I want to access s3 from spark, I don't want to configure any secret and access keys, I want to access with configuring the IAM role, so I followed the steps given in s3-spark
But still it is not working from my EC2 instance (which is running standalone spark)
it works when I tested
[ec2-user@ip-172-31-17-146 bin]$ aws s3 ls s3://testmys3/
2019-01-16 17:32:38 130 e.json
but it did not work when I tried like below
scala> val df = spark.read.json("s3a://testmys3/*")

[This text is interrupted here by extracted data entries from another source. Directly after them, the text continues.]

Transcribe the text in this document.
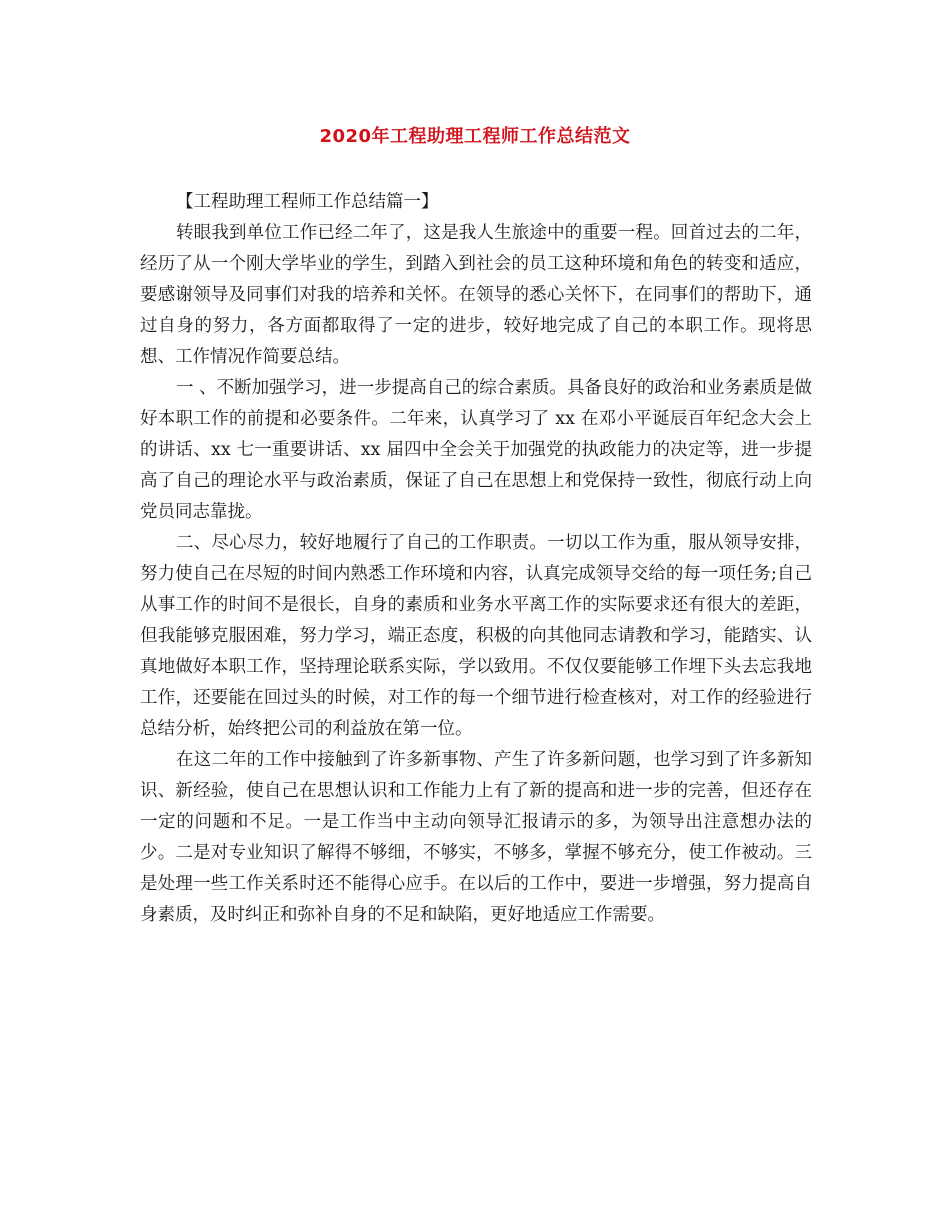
2020年工程助理工程师工作总结范文

【工程助理工程师工作总结篇一】

转眼我到单位工作已经二年了，这是我人生旅途中的重要一程。回首过去的二年，经历了从一个刚大学毕业的学生，到踏入到社会的员工这种环境和角色的转变和适应，要感谢领导及同事们对我的培养和关怀。在领导的悉心关怀下，在同事们的帮助下，通过自身的努力，各方面都取得了一定的进步，较好地完成了自己的本职工作。现将思想、工作情况作简要总结。

一 、不断加强学习，进一步提高自己的综合素质。具备良好的政治和业务素质是做好本职工作的前提和必要条件。二年来，认真学习了 xx 在邓小平诞辰百年纪念大会上的讲话、xx 七一重要讲话、xx 届四中全会关于加强党的执政能力的决定等，进一步提高了自己的理论水平与政治素质，保证了自己在思想上和党保持一致性，彻底行动上向党员同志靠拢。

二、尽心尽力，较好地履行了自己的工作职责。一切以工作为重，服从领导安排，努力使自己在尽短的时间内熟悉工作环境和内容，认真完成领导交给的每一项任务;自己从事工作的时间不是很长，自身的素质和业务水平离工作的实际要求还有很大的差距，但我能够克服困难，努力学习，端正态度，积极的向其他同志请教和学习，能踏实、认真地做好本职工作，坚持理论联系实际，学以致用。不仅仅要能够工作埋下头去忘我地工作，还要能在回过头的时候，对工作的每一个细节进行检查核对，对工作的经验进行总结分析，始终把公司的利益放在第一位。

在这二年的工作中接触到了许多新事物、产生了许多新问题，也学习到了许多新知识、新经验，使自己在思想认识和工作能力上有了新的提高和进一步的完善，但还存在一定的问题和不足。一是工作当中主动向领导汇报请示的多，为领导出注意想办法的少。二是对专业知识了解得不够细，不够实，不够多，掌握不够充分，使工作被动。三是处理一些工作关系时还不能得心应手。在以后的工作中，要进一步增强，努力提高自身素质，及时纠正和弥补自身的不足和缺陷，更好地适应工作需要。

I am getting the below error
19/01/16 18:23:06 WARN FileStreamSink: Error while looking for metadata directory.
com.amazonaws.services.s3.model.AmazonS3Exception: Status Code: 400, AWS Service: Amazon S3, AWS Request ID: E295957C21AFAC37, AWS Error Code: null, AWS Error Message: Bad Request
at com.amazonaws.http.AmazonHttpClient.handleErrorResponse(AmazonHttpClient.java:798)
at com.amazonaws.http.AmazonHttpClient.executeHelper(AmazonHttpClient.java:421)
at com.amazonaws.http.AmazonHttpClient.execute(AmazonHttpClient.java:232)
at com.amazonaws.services.s3.AmazonS3Client.invoke(AmazonS3Client.java:3528)
at com.amazonaws.services.s3.AmazonS3Client.headBucket(AmazonS3Client.java:1031)
at com.amazonaws.services.s3.AmazonS3Client.doesBucketExist(AmazonS3Client.java:994)
at org.apache.hadoop.fs.s3a.S3AFileSystem.initialize(S3AFileSystem.java:297)
at org.apache.hadoop.fs.FileSystem.createFileSystem(FileSystem.java:2669)
at org.apache.hadoop.fs.FileSystem.access$200(FileSystem.java:94)
at org.apache.hadoop.fs.FileSystem$Cache.getInternal(FileSystem.java:2703)
at org.apache.hadoop.fs.FileSystem$Cache.get(FileSystem.java:2685)
at org.apache.hadoop.fs.FileSystem.get(FileSystem.java:373)
at org.apache.hadoop.fs.Path.getFileSystem(Path.java:295)
at org.apache.spark.sql.execution.datasources.DataSource$.org$apache$spark$sql$execution$datasources$DataSource$$checkAndGlobPathIfNecessary(DataSource.scala:616)